Our government can and must also do more to increase health sector funding through higher and more accountable budget allocations, innovative financing mechanisms, as well as enhanced deployment of technology for training, research and service delivery. It also has to look at the bigger picture so that staying in Nigeria is attractive for health professionals and their families. That means focusing on economic strengthening, more and better investments in basic infrastructure such as power, water and sanitation, as well as urgent matters of security and quality education. This will not only minimize the push of physicians to foreign countries but could also attract medical tourism to a stronger healthcare system with more expert and motivated personnel.
Nigerian physicians in the diaspora have long been recognised for their competence in their practise of the art and science of medicine and appear to have built a niche position in the global biomedical landscape as providers of a unique and distinctive way of practising medicine that distinguishes and sets them apart. Given that the majority of these Nigerian physicians practising in the diaspora were trained in Nigeria with its myriad challenges, one can safely conclude that the difference lies in the practice environment. Efforts must therefore be made to strengthen the health system in the country and put Nigeria on the map for quality healthcare delivery from within Nigeria.

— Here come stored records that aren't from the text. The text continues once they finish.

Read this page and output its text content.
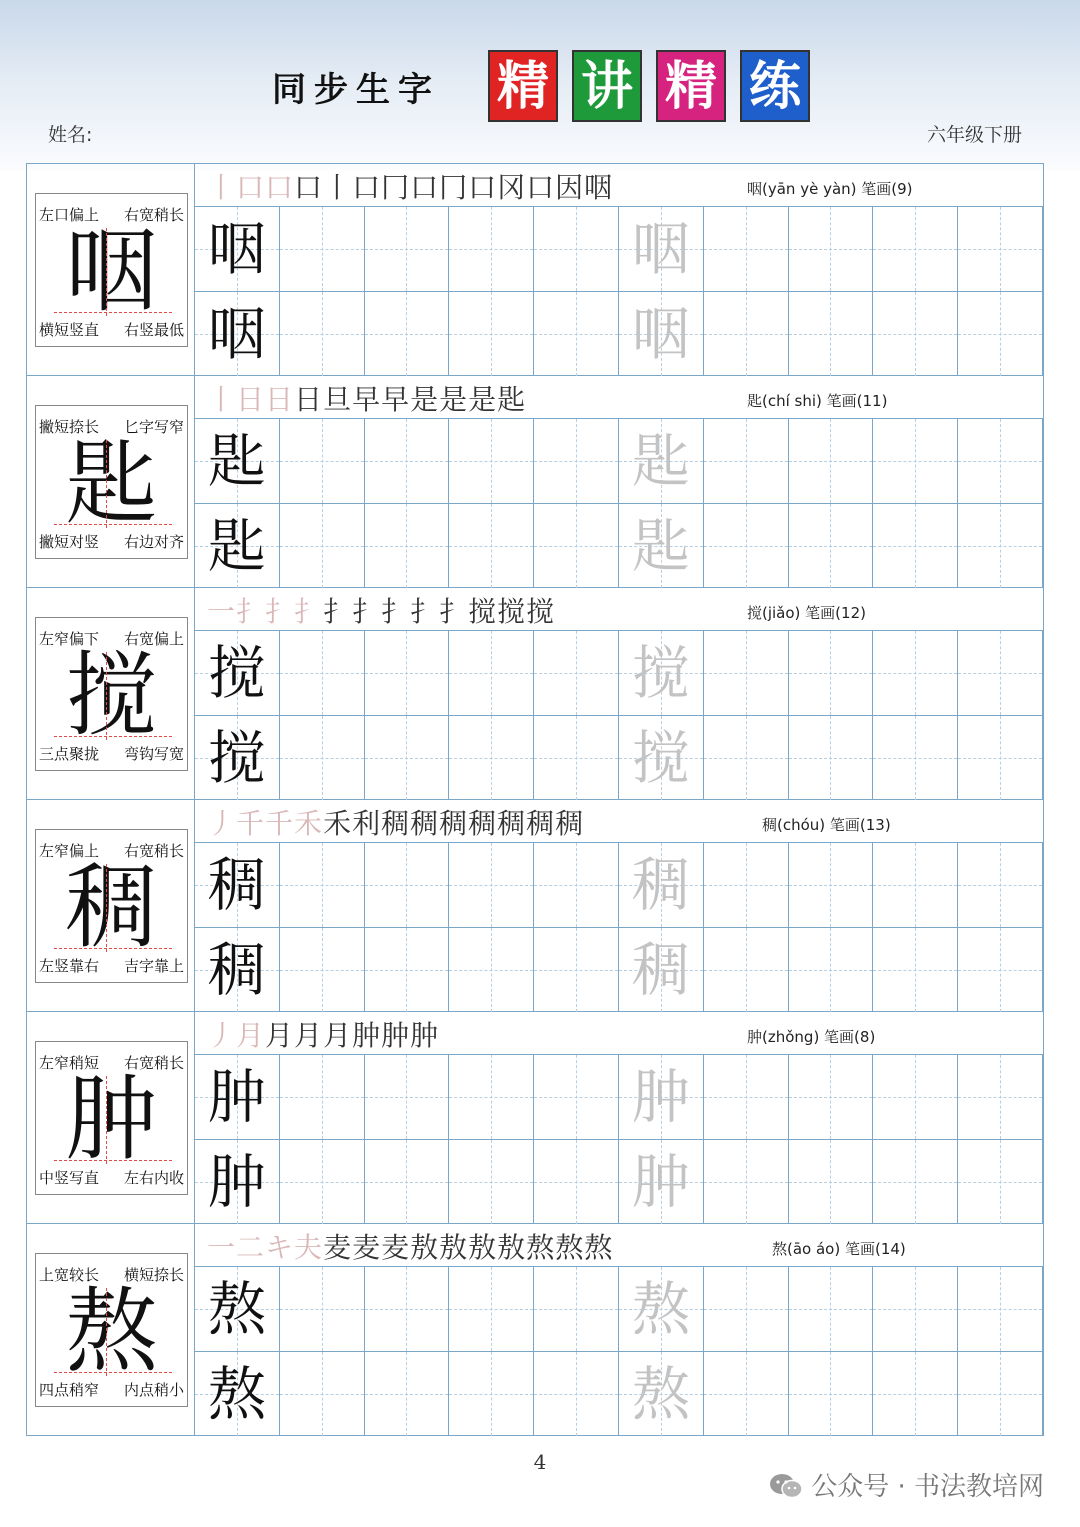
同步生字 精 讲 精 练
姓名:	六年级下册
左口偏上 右宽稍长
横短竖直 右竖最低
咽
丨口口口丨口冂口冂口冈口因咽	咽(yān yè yàn) 笔画(9)
咽	咽
咽	咽
撇短捺长 匕字写窄
撇短对竖 右边对齐
匙
丨日日日旦早早是是是匙	匙(chí shi) 笔画(11)
匙	匙
匙	匙
左窄偏下 右宽偏上
三点聚拢 弯钩写宽
搅
一扌扌扌扌扌扌扌扌搅搅搅	搅(jiǎo) 笔画(12)
搅	搅
搅	搅
左窄偏上 右宽稍长
左竖靠右 吉字靠上
稠
丿千千禾禾利稠稠稠稠稠稠稠	稠(chóu) 笔画(13)
稠	稠
稠	稠
左窄稍短 右宽稍长
中竖写直 左右内收
肿
丿月月月月肿肿肿	肿(zhǒng) 笔画(8)
肿	肿
肿	肿
上宽较长 横短捺长
四点稍窄 内点稍小
熬
一二キ夫麦麦麦敖敖敖敖熬熬熬	熬(āo áo) 笔画(14)
熬	熬
熬	熬
4
公众号 · 书法教培网
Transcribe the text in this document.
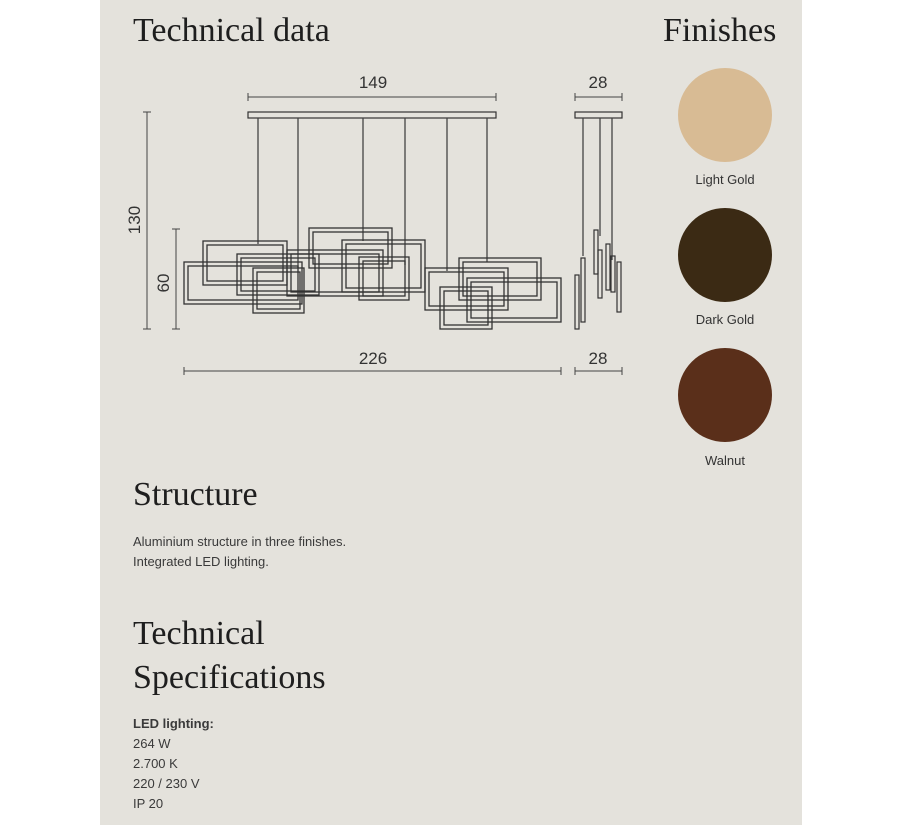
Technical data	Finishes
149	28
130
60
226	28
Light Gold
Dark Gold
Walnut
Structure
Aluminium structure in three finishes.
Integrated LED lighting.
Technical
Specifications
LED lighting:
264 W
2.700 K
220 / 230 V
IP 20
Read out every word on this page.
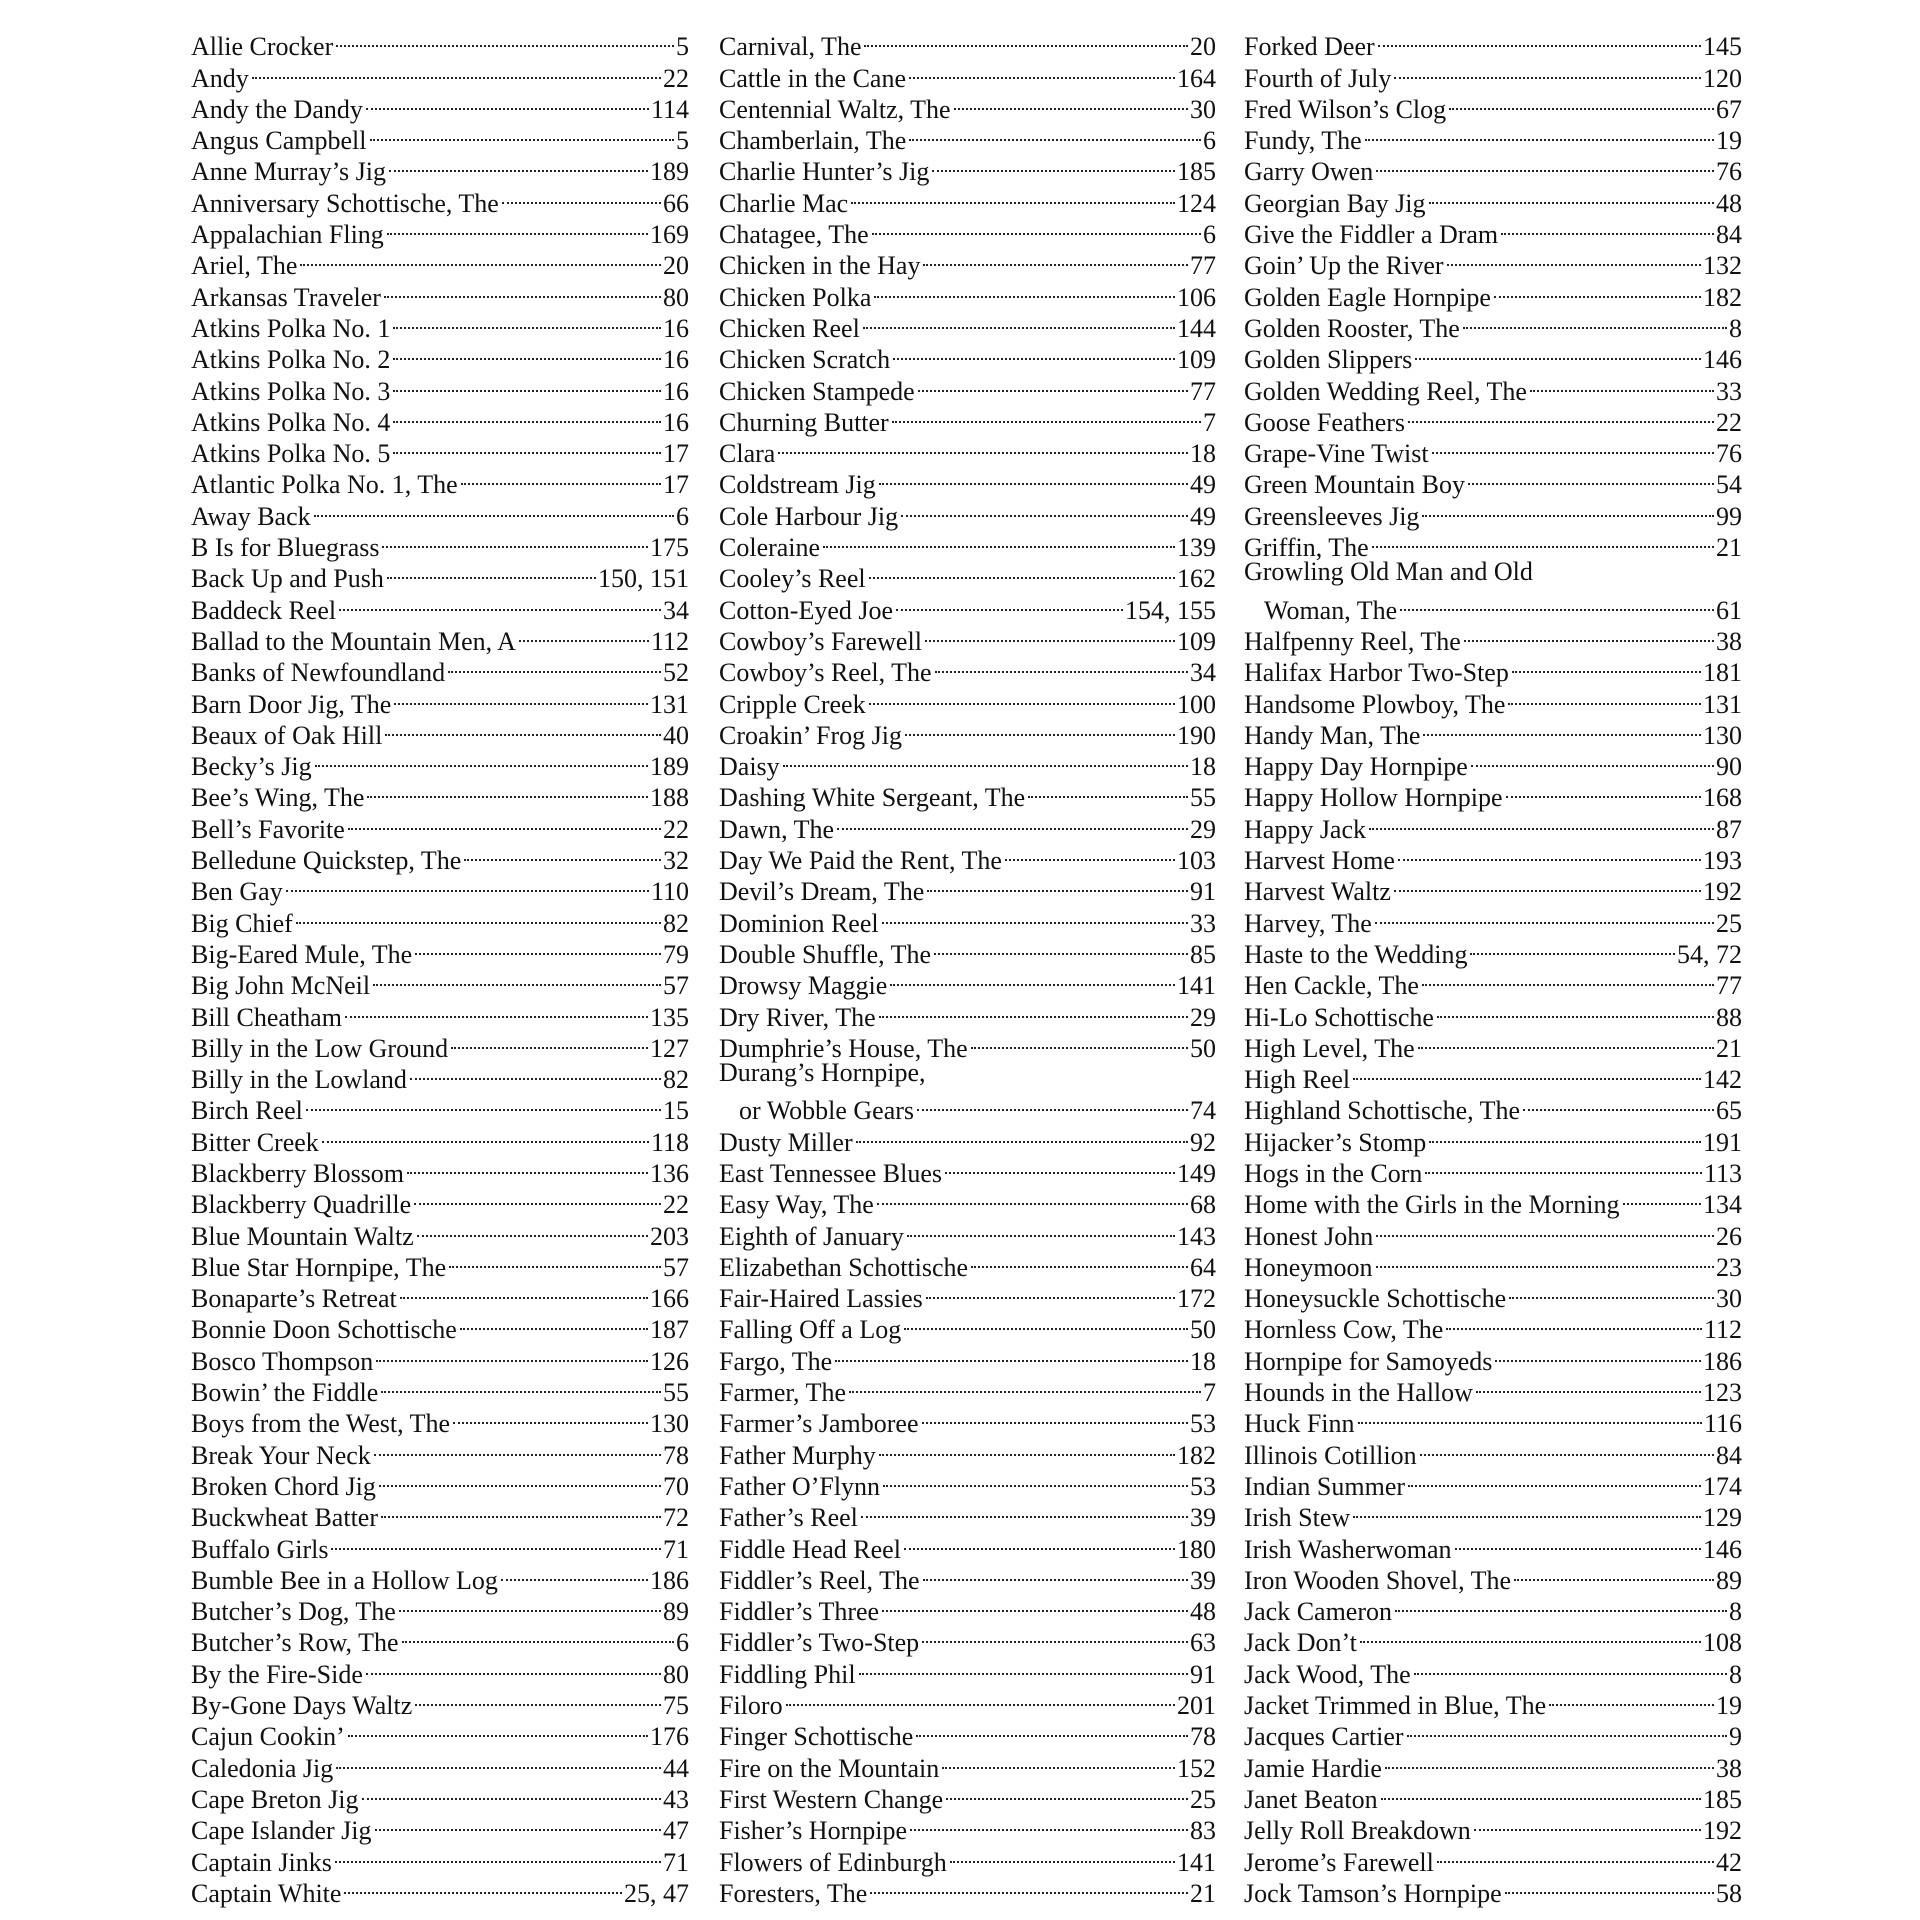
Allie Crocker	5
Andy	22
Andy the Dandy	114
Angus Campbell	5
Anne Murray’s Jig	189
Anniversary Schottische, The	66
Appalachian Fling	169
Ariel, The	20
Arkansas Traveler	80
Atkins Polka No. 1	16
Atkins Polka No. 2	16
Atkins Polka No. 3	16
Atkins Polka No. 4	16
Atkins Polka No. 5	17
Atlantic Polka No. 1, The	17
Away Back	6
B Is for Bluegrass	175
Back Up and Push	150, 151
Baddeck Reel	34
Ballad to the Mountain Men, A	112
Banks of Newfoundland	52
Barn Door Jig, The	131
Beaux of Oak Hill	40
Becky’s Jig	189
Bee’s Wing, The	188
Bell’s Favorite	22
Belledune Quickstep, The	32
Ben Gay	110
Big Chief	82
Big-Eared Mule, The	79
Big John McNeil	57
Bill Cheatham	135
Billy in the Low Ground	127
Billy in the Lowland	82
Birch Reel	15
Bitter Creek	118
Blackberry Blossom	136
Blackberry Quadrille	22
Blue Mountain Waltz	203
Blue Star Hornpipe, The	57
Bonaparte’s Retreat	166
Bonnie Doon Schottische	187
Bosco Thompson	126
Bowin’ the Fiddle	55
Boys from the West, The	130
Break Your Neck	78
Broken Chord Jig	70
Buckwheat Batter	72
Buffalo Girls	71
Bumble Bee in a Hollow Log	186
Butcher’s Dog, The	89
Butcher’s Row, The	6
By the Fire-Side	80
By-Gone Days Waltz	75
Cajun Cookin’	176
Caledonia Jig	44
Cape Breton Jig	43
Cape Islander Jig	47
Captain Jinks	71
Captain White	25, 47
Carnival, The	20
Cattle in the Cane	164
Centennial Waltz, The	30
Chamberlain, The	6
Charlie Hunter’s Jig	185
Charlie Mac	124
Chatagee, The	6
Chicken in the Hay	77
Chicken Polka	106
Chicken Reel	144
Chicken Scratch	109
Chicken Stampede	77
Churning Butter	7
Clara	18
Coldstream Jig	49
Cole Harbour Jig	49
Coleraine	139
Cooley’s Reel	162
Cotton-Eyed Joe	154, 155
Cowboy’s Farewell	109
Cowboy’s Reel, The	34
Cripple Creek	100
Croakin’ Frog Jig	190
Daisy	18
Dashing White Sergeant, The	55
Dawn, The	29
Day We Paid the Rent, The	103
Devil’s Dream, The	91
Dominion Reel	33
Double Shuffle, The	85
Drowsy Maggie	141
Dry River, The	29
Dumphrie’s House, The	50
Durang’s Hornpipe,
or Wobble Gears	74
Dusty Miller	92
East Tennessee Blues	149
Easy Way, The	68
Eighth of January	143
Elizabethan Schottische	64
Fair-Haired Lassies	172
Falling Off a Log	50
Fargo, The	18
Farmer, The	7
Farmer’s Jamboree	53
Father Murphy	182
Father O’Flynn	53
Father’s Reel	39
Fiddle Head Reel	180
Fiddler’s Reel, The	39
Fiddler’s Three	48
Fiddler’s Two-Step	63
Fiddling Phil	91
Filoro	201
Finger Schottische	78
Fire on the Mountain	152
First Western Change	25
Fisher’s Hornpipe	83
Flowers of Edinburgh	141
Foresters, The	21
Forked Deer	145
Fourth of July	120
Fred Wilson’s Clog	67
Fundy, The	19
Garry Owen	76
Georgian Bay Jig	48
Give the Fiddler a Dram	84
Goin’ Up the River	132
Golden Eagle Hornpipe	182
Golden Rooster, The	8
Golden Slippers	146
Golden Wedding Reel, The	33
Goose Feathers	22
Grape-Vine Twist	76
Green Mountain Boy	54
Greensleeves Jig	99
Griffin, The	21
Growling Old Man and Old
Woman, The	61
Halfpenny Reel, The	38
Halifax Harbor Two-Step	181
Handsome Plowboy, The	131
Handy Man, The	130
Happy Day Hornpipe	90
Happy Hollow Hornpipe	168
Happy Jack	87
Harvest Home	193
Harvest Waltz	192
Harvey, The	25
Haste to the Wedding	54, 72
Hen Cackle, The	77
Hi-Lo Schottische	88
High Level, The	21
High Reel	142
Highland Schottische, The	65
Hijacker’s Stomp	191
Hogs in the Corn	113
Home with the Girls in the Morning	134
Honest John	26
Honeymoon	23
Honeysuckle Schottische	30
Hornless Cow, The	112
Hornpipe for Samoyeds	186
Hounds in the Hallow	123
Huck Finn	116
Illinois Cotillion	84
Indian Summer	174
Irish Stew	129
Irish Washerwoman	146
Iron Wooden Shovel, The	89
Jack Cameron	8
Jack Don’t	108
Jack Wood, The	8
Jacket Trimmed in Blue, The	19
Jacques Cartier	9
Jamie Hardie	38
Janet Beaton	185
Jelly Roll Breakdown	192
Jerome’s Farewell	42
Jock Tamson’s Hornpipe	58
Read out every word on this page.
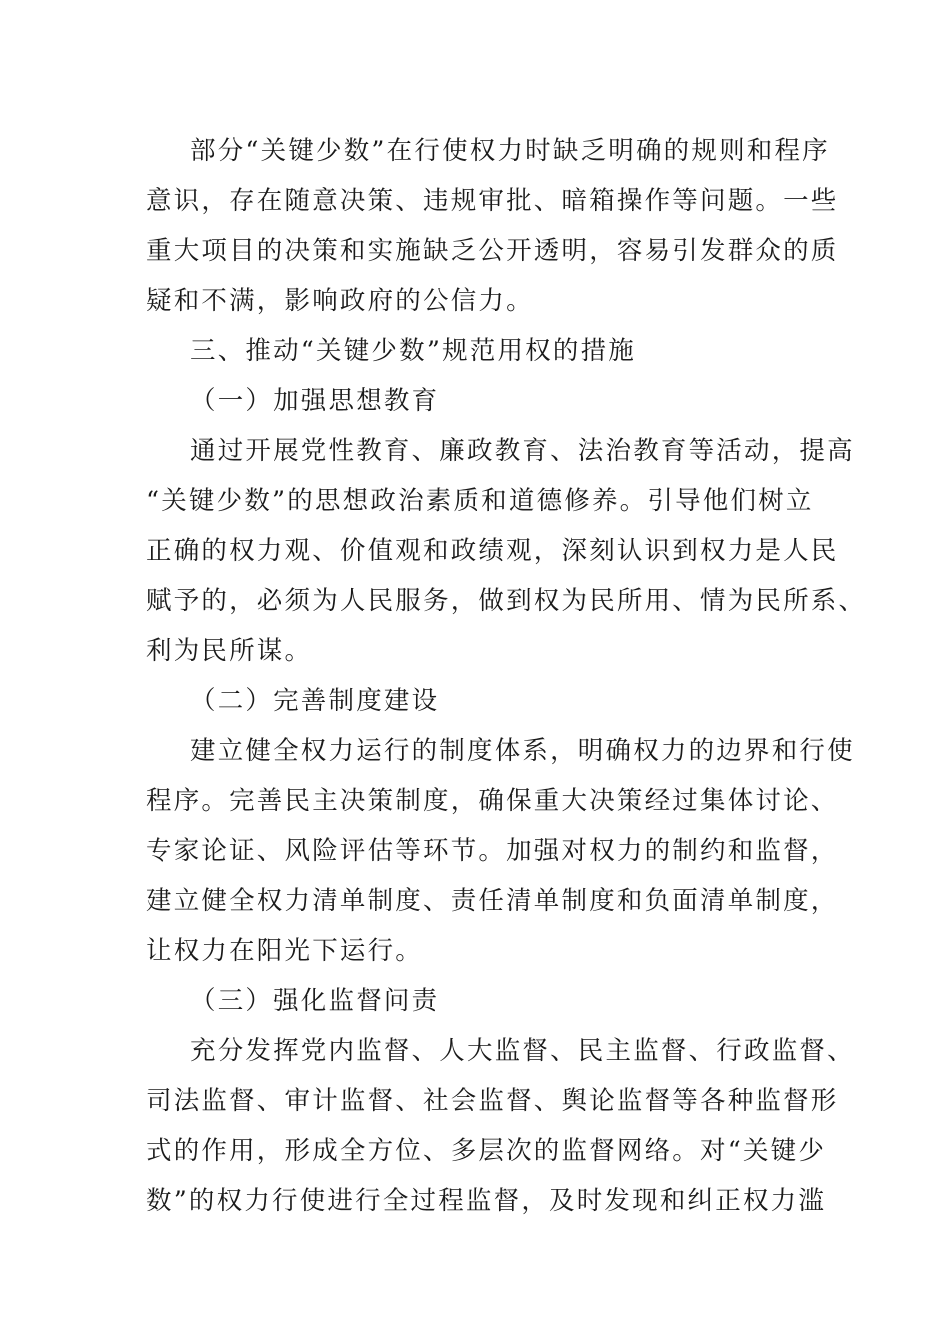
部分“关键少数”在行使权力时缺乏明确的规则和程序
意识，存在随意决策、违规审批、暗箱操作等问题。一些
重大项目的决策和实施缺乏公开透明，容易引发群众的质
疑和不满，影响政府的公信力。
三、推动“关键少数”规范用权的措施
（一）加强思想教育
通过开展党性教育、廉政教育、法治教育等活动，提高
“关键少数”的思想政治素质和道德修养。引导他们树立
正确的权力观、价值观和政绩观，深刻认识到权力是人民
赋予的，必须为人民服务，做到权为民所用、情为民所系、
利为民所谋。
（二）完善制度建设
建立健全权力运行的制度体系，明确权力的边界和行使
程序。完善民主决策制度，确保重大决策经过集体讨论、
专家论证、风险评估等环节。加强对权力的制约和监督，
建立健全权力清单制度、责任清单制度和负面清单制度，
让权力在阳光下运行。
（三）强化监督问责
充分发挥党内监督、人大监督、民主监督、行政监督、
司法监督、审计监督、社会监督、舆论监督等各种监督形
式的作用，形成全方位、多层次的监督网络。对“关键少
数”的权力行使进行全过程监督，及时发现和纠正权力滥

Herein lies the challenge to stakeholders at every level in determining the direction of healthcare and economic strengthening in Nigeria. We have to work from within or prepare to face a time when even fewer physicians remain and the country’s health system grinds to an inevitable halt with hardly any doctors available to provide even the most basic health care to our population of almost 200 million men, women and children.
Adaeze Oreh, a family physician and public health expert, is a 2019 Aspen New Voices Fellow.